TSP2 antibody was custom-made by GenScript. Actinomycin D, cycloheximide, 2-deoxyglucose, l-glucose, azaserine (Sigma-Aldrich), glucosamine (MP Biomedicals), and BAY11-7082 (Santa Cruz Biotechnology) were prepared according to the manufacturer’s instructions.

Human Tissue Analysis

Skin samples from four patients with type 2 diabetes (T2D) undergoing limb amputation and foreskin samples from one neonatal and three adult patients with no history of diabetes were obtained through Yale Pathology Tissue Services. Tissue underwent bead mill homogenization and centrifugation for immunoblot analysis.

Animal Models

TSP2 KO mice (C57BL/6) have previously been described (10). db/db TSP2 KO (DKO) animals were generated by breeding TSP2 KO mice with db/+ heterozygotes obtained from The Jackson Laboratory [no. 00697; B6.BKS(D)-Leprdb/J] and subsequent breeding of db/+ TSP2 KO animals. Matched db/db mice were generated using the same breeding scheme, and C57BL/6 mice served as controls to match the background of db/db and TSP2 KO mice. C57BL/6 mice were given a single injection of streptozotocin according to standard protocols (11). Fasting blood glucose was measured with a OneTouch Ultra monitor. Body composition was analyzed with EchoMRI (Echo Medical Systems). Ten- to twelve-week-old db/db, DKO, STZ, and wild-type (WT) mice were used for wound experiments and dermal fibroblast (DF) isolation. All procedures were approved by the Institutional Animal Care and Use Committee at Yale University.

Wounds

Full-thickness, nonsplinted excisional wounds were generated as previously described (6,1214). Briefly, mice were anesthetized and depilated, and two 6-mm wounds were created with a biopsy punch (Acuderm) and left uncovered. Animals were euthanized 7, 10, or 14 days post-wounding and wounds excised with 3 mm surrounding tissue. Wounds were fixed overnight in zinc-buffered formalin and embedded in paraffin. Sections were stained with Masson trichrome according to standard protocols and analyzed by immunohistochemistry for TSP2 (GenScript), vimentin (EMD Millipore), CD31 (dianova), and α-smooth muscle actin (αSMA) (Dako).

Cell Culture

DFs were isolated from dorsal skin as previously described (7). NIH/3T3 cells (ATCC) and DFs were maintained in DMEM, high glucose (Gibco) supplemented with 10% FBS and 1% penicillin/streptomycin. For experiments requiring 5 or 30 mmol/L glucose, glucose-free DMEM was supplemented with d-glucose (Hardy Diagnostics).

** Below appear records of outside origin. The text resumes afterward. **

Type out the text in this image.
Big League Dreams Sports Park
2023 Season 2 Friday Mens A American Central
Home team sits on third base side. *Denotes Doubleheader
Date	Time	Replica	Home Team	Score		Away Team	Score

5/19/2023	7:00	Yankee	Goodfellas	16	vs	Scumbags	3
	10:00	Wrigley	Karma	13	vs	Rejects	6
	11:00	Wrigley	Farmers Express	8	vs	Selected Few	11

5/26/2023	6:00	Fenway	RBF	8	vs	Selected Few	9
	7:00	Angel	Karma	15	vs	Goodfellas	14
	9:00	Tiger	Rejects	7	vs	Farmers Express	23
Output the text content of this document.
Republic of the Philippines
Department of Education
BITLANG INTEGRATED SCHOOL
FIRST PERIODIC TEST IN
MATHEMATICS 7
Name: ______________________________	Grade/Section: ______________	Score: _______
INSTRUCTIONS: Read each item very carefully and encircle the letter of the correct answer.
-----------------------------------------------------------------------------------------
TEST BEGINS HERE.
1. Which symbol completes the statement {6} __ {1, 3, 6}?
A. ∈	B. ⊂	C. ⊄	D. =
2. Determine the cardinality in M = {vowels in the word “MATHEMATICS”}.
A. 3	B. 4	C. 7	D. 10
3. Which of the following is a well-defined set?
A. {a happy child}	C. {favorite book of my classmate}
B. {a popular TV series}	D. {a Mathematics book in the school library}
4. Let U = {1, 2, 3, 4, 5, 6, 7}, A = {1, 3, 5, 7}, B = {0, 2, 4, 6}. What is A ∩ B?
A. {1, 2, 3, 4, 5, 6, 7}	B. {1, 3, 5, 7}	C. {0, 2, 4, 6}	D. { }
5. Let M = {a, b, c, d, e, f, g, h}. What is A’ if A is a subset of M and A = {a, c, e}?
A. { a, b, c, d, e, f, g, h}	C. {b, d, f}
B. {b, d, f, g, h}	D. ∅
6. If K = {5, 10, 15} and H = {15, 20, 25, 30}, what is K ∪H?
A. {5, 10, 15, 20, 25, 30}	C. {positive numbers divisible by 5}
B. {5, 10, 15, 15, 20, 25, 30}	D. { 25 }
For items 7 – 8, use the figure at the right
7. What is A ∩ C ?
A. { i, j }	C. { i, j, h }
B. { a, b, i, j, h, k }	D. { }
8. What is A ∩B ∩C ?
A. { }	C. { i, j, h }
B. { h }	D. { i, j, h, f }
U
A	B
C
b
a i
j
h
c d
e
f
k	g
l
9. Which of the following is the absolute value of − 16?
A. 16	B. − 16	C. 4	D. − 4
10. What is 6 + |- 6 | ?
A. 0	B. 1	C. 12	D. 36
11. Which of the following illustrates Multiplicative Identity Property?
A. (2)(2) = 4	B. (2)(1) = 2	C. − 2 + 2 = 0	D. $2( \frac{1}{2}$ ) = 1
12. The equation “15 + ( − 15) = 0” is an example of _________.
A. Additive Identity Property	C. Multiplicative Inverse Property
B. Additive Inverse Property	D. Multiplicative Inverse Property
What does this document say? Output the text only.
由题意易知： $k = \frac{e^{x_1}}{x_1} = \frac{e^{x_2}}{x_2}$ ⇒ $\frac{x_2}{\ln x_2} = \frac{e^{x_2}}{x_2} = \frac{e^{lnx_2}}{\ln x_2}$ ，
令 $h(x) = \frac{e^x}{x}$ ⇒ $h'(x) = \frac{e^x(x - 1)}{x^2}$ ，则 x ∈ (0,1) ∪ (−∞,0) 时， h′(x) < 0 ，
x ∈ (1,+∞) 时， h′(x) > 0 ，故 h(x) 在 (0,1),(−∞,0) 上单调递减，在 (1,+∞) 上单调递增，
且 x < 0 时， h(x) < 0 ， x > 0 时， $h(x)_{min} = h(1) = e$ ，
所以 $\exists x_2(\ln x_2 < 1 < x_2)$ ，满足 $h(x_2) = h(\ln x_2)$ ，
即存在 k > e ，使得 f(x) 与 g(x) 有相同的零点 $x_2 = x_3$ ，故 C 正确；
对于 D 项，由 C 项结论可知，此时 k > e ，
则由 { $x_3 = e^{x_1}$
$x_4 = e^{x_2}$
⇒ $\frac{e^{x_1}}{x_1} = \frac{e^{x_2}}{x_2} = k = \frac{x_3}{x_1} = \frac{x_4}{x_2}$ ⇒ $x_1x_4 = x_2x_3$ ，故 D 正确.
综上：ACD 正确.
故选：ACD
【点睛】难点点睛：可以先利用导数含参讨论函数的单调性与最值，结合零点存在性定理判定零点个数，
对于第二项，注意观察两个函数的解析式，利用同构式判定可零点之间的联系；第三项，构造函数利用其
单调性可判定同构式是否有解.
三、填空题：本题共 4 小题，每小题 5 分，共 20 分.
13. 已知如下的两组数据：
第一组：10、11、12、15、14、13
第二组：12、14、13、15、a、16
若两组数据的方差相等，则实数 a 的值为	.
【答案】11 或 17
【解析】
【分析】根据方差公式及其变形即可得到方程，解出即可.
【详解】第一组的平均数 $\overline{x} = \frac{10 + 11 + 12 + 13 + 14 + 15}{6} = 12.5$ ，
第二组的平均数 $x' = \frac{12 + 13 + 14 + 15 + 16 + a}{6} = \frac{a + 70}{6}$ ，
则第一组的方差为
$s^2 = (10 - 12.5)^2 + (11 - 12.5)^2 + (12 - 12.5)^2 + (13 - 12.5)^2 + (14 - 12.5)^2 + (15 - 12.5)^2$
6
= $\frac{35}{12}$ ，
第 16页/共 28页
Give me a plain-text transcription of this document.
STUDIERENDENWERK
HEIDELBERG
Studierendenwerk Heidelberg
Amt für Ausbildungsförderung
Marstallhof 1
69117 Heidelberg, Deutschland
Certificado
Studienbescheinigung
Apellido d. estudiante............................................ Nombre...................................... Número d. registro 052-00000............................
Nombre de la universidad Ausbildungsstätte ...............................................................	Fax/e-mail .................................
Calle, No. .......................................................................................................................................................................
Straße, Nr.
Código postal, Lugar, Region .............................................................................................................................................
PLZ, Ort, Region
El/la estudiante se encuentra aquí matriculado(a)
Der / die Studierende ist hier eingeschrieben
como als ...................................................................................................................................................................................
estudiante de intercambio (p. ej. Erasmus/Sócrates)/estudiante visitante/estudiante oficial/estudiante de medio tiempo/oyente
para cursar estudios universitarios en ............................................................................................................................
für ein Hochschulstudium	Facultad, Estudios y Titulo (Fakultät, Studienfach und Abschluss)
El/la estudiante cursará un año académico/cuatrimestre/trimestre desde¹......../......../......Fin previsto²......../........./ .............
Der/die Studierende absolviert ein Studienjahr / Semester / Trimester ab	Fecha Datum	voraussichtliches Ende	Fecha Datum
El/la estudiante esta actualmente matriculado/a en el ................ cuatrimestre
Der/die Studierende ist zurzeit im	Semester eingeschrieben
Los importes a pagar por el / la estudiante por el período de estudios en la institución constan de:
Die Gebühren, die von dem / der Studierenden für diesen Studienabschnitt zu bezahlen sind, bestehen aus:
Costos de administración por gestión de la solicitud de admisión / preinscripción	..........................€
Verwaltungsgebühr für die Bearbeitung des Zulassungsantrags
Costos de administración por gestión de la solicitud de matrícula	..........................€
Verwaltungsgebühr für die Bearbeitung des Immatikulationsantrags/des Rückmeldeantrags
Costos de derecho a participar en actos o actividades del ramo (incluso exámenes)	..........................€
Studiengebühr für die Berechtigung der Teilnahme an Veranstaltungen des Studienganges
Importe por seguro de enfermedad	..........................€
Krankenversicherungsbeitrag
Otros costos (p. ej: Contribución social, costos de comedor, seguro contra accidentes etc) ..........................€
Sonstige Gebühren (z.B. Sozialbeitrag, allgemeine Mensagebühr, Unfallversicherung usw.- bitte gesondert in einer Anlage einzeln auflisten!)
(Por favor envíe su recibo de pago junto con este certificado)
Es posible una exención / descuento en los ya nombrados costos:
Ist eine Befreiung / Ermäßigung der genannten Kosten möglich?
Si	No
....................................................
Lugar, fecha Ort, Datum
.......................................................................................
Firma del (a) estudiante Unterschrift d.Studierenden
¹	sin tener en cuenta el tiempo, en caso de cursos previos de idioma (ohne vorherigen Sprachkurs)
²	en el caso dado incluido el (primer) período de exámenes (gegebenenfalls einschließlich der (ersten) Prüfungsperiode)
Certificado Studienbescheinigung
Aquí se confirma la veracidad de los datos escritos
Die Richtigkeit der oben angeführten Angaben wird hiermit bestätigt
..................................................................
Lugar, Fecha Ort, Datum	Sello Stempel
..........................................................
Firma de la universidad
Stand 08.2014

Quantitative RT-PCR and Western Blot

RNA isolation, reverse transcription, quantitative RT-PCR, and Western blotting with primary antibodies against TSP2, β-actin (Sigma-Aldrich), HSP90 (Santa Cruz), O-GlcNAc (Cell Signaling Technology), O-linked N-acetylglucosamine transferase (OGT) (Cell Signaling Technology), and p65 (Cell Signaling Technology) were performed as previously described (15).

Migration Assay

Scratch migration assays were performed as previously described (7). Briefly, DFs were plated in 5 mmol/L glucose DMEM. When cells reached confluence, a scratch was created; then, cells were washed with PBS, treated with 5 or 30 mmol/L glucose DMEM, and imaged after 24 h.

Luciferase Assay

Luciferase assays were performed as previously described (16).

Transfection

OGT siRNA was synthesized by Thermo Fisher Scientific, and RelA cFlag pcDNA3 was a gift from Stephen Smale, University of California, Los Angeles, School of Medicine (no. 20012; Addgene). NIH/3T3s were transfected with OGT siRNA, nonsilencing siRNA (Dharmacon), RelA cFLAG pcDNA3, or empty vector (Addgene) overnight. Then cells were treated with 5 or 30 mmol/L glucose DMEM for 48–72 h.

Statistical Analysis

Comparisons were made using Student t test, one-way ANOVA followed by Tukey post hoc test, or Fisher exact test as specified in figure legends, with P < 0.05 considered statistically significant. All statistical analyses were performed using GraphPad Prism. Data are presented as mean ± SEM.

Data and Resource Availability

Complete data sets generated and analyzed during the current study are available from T.R.K. upon request.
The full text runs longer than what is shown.